Entre une vieille dame,—deux vieilles dames,—trois vieilles dames, émergeant l'une après l'autre avec des révérences à ressorts que nous rendons tant bien que mal, ayant conscience de notre infériorité dans le genre. Puis des personnes d'un âge intermédiaire,—puis des jeunes tout à fait, une douzaine au moins, les amies, les voisines, tout le quartier. Et tout ce monde, en entrant chez moi, se confond en politesses réciproques: et je te salue—et tu me salues,—et je te ressalue, et tu me le rends—et je te ressalue encore, et je ne te le rendrai jamais selon ton mérite,—et moi je me cogne le front par terre, et toi tu piques du nez sur le plancher; les voilà toutes à quatre pattes les unes devant les autres; c'est à qui ne passera pas, à qui ne s'assoira pas, et des compliments infinis se marmottent à voix basse, la figure contre le parquet.
Elles s'asseyent pourtant, en un cercle cérémonieux et souriant à la fois, nous deux restant debout les yeux fixés sur l'escalier.
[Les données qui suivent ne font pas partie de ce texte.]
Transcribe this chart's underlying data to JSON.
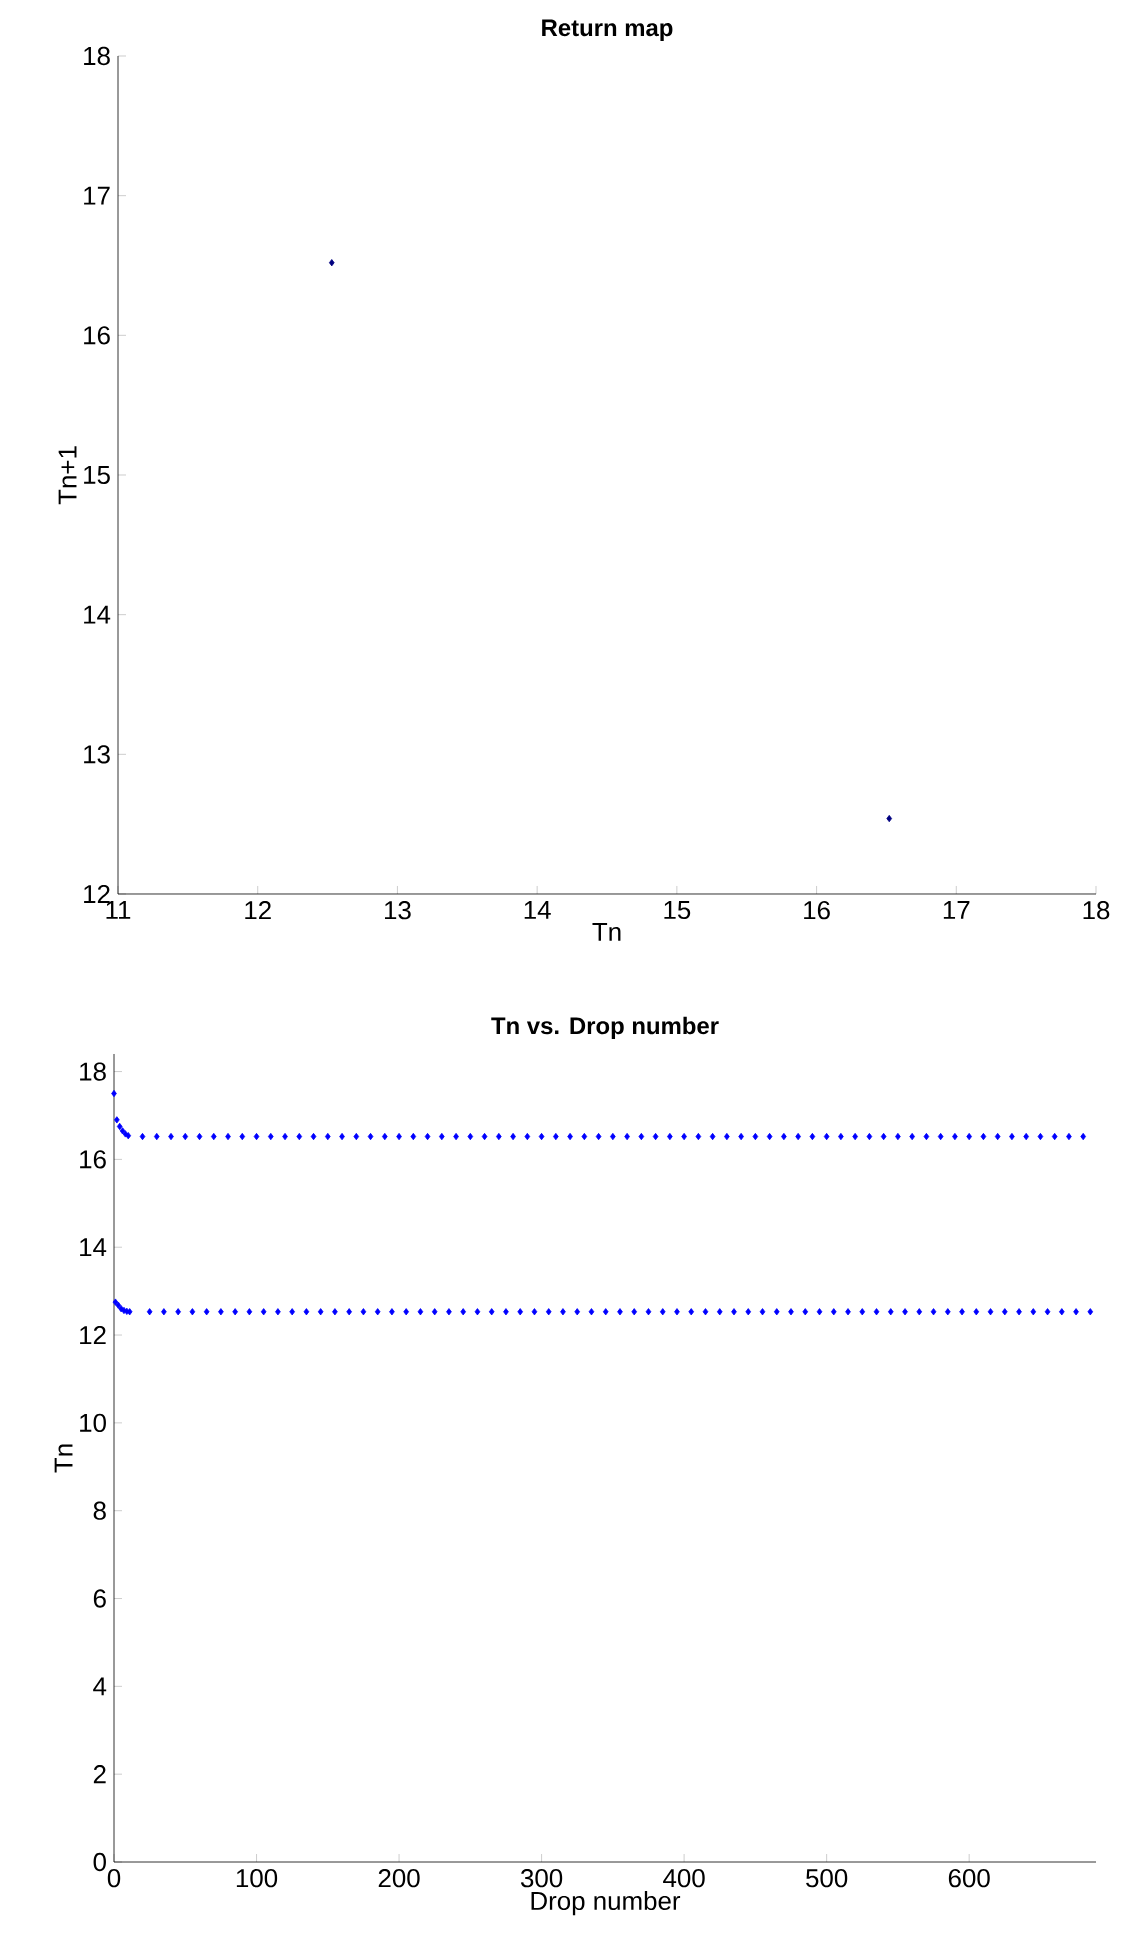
{
  "chart_data": [
    {
      "type": "scatter",
      "title": "Return map",
      "xlabel": "Tn",
      "ylabel": "Tn+1",
      "xlim": [
        11,
        18
      ],
      "ylim": [
        12,
        18
      ],
      "xticks": [
        11,
        12,
        13,
        14,
        15,
        16,
        17,
        18
      ],
      "yticks": [
        12,
        13,
        14,
        15,
        16,
        17,
        18
      ],
      "marker": "diamond",
      "series": [
        {
          "color": "#000080",
          "x": [
            12.53,
            16.52
          ],
          "values": [
            16.52,
            12.54
          ]
        }
      ]
    },
    {
      "type": "scatter",
      "title": "Tn vs. Drop number",
      "xlabel": "Drop number",
      "ylabel": "Tn",
      "xlim": [
        0,
        689
      ],
      "ylim": [
        0,
        18.4
      ],
      "xticks": [
        0,
        100,
        200,
        300,
        400,
        500,
        600
      ],
      "yticks": [
        0,
        2,
        4,
        6,
        8,
        10,
        12,
        14,
        16,
        18
      ],
      "marker": "diamond",
      "series": [
        {
          "color": "#0000ff",
          "x": [
            0,
            2,
            4,
            6,
            8,
            10,
            20,
            30,
            40,
            50,
            60,
            70,
            80,
            90,
            100,
            110,
            120,
            130,
            140,
            150,
            160,
            170,
            180,
            190,
            200,
            210,
            220,
            230,
            240,
            250,
            260,
            270,
            280,
            290,
            300,
            310,
            320,
            330,
            340,
            350,
            360,
            370,
            380,
            390,
            400,
            410,
            420,
            430,
            440,
            450,
            460,
            470,
            480,
            490,
            500,
            510,
            520,
            530,
            540,
            550,
            560,
            570,
            580,
            590,
            600,
            610,
            620,
            630,
            640,
            650,
            660,
            670,
            680
          ],
          "values": [
            17.5,
            16.9,
            16.75,
            16.65,
            16.58,
            16.54,
            16.52,
            16.52,
            16.52,
            16.52,
            16.52,
            16.52,
            16.52,
            16.52,
            16.52,
            16.52,
            16.52,
            16.52,
            16.52,
            16.52,
            16.52,
            16.52,
            16.52,
            16.52,
            16.52,
            16.52,
            16.52,
            16.52,
            16.52,
            16.52,
            16.52,
            16.52,
            16.52,
            16.52,
            16.52,
            16.52,
            16.52,
            16.52,
            16.52,
            16.52,
            16.52,
            16.52,
            16.52,
            16.52,
            16.52,
            16.52,
            16.52,
            16.52,
            16.52,
            16.52,
            16.52,
            16.52,
            16.52,
            16.52,
            16.52,
            16.52,
            16.52,
            16.52,
            16.52,
            16.52,
            16.52,
            16.52,
            16.52,
            16.52,
            16.52,
            16.52,
            16.52,
            16.52,
            16.52,
            16.52,
            16.52,
            16.52,
            16.52
          ]
        },
        {
          "color": "#0000ff",
          "x": [
            1,
            3,
            5,
            7,
            9,
            11,
            25,
            35,
            45,
            55,
            65,
            75,
            85,
            95,
            105,
            115,
            125,
            135,
            145,
            155,
            165,
            175,
            185,
            195,
            205,
            215,
            225,
            235,
            245,
            255,
            265,
            275,
            285,
            295,
            305,
            315,
            325,
            335,
            345,
            355,
            365,
            375,
            385,
            395,
            405,
            415,
            425,
            435,
            445,
            455,
            465,
            475,
            485,
            495,
            505,
            515,
            525,
            535,
            545,
            555,
            565,
            575,
            585,
            595,
            605,
            615,
            625,
            635,
            645,
            655,
            665,
            675,
            685
          ],
          "values": [
            12.75,
            12.68,
            12.6,
            12.56,
            12.54,
            12.53,
            12.53,
            12.53,
            12.53,
            12.53,
            12.53,
            12.53,
            12.53,
            12.53,
            12.53,
            12.53,
            12.53,
            12.53,
            12.53,
            12.53,
            12.53,
            12.53,
            12.53,
            12.53,
            12.53,
            12.53,
            12.53,
            12.53,
            12.53,
            12.53,
            12.53,
            12.53,
            12.53,
            12.53,
            12.53,
            12.53,
            12.53,
            12.53,
            12.53,
            12.53,
            12.53,
            12.53,
            12.53,
            12.53,
            12.53,
            12.53,
            12.53,
            12.53,
            12.53,
            12.53,
            12.53,
            12.53,
            12.53,
            12.53,
            12.53,
            12.53,
            12.53,
            12.53,
            12.53,
            12.53,
            12.53,
            12.53,
            12.53,
            12.53,
            12.53,
            12.53,
            12.53,
            12.53,
            12.53,
            12.53,
            12.53,
            12.53,
            12.53
          ]
        }
      ]
    }
  ]
}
Et enfin émerge à son tour le petit piquet de fleurs d'argent, le chignon d'ébène, la robe gris perle et la ceinture mauve... de mademoiselle Jasmin ma fiancée!!...
Ah! mon Dieu, mais je la connaissais déjà! Bien avant de venir au Japon, je l'avais vue, sur tous les éventails, au fond de toutes les tasses à thé—avec son air bébête, son minois bouffi,—ses petits yeux percés à la vrille au-dessus de ces deux solitudes, blanches et roses jusqu'à la plus extrême invraisemblance, qui sont ses joues.
Elle est jeune, c'est tout ce que je lui accorde; elle l'est tellement même que je me ferais presque un scrupule de la prendre. L'envie de rire me quitte tout à fait et je me sens au cœur un froid plus profond. Partager une heure de ma vie avec cette petite créature, jamais!...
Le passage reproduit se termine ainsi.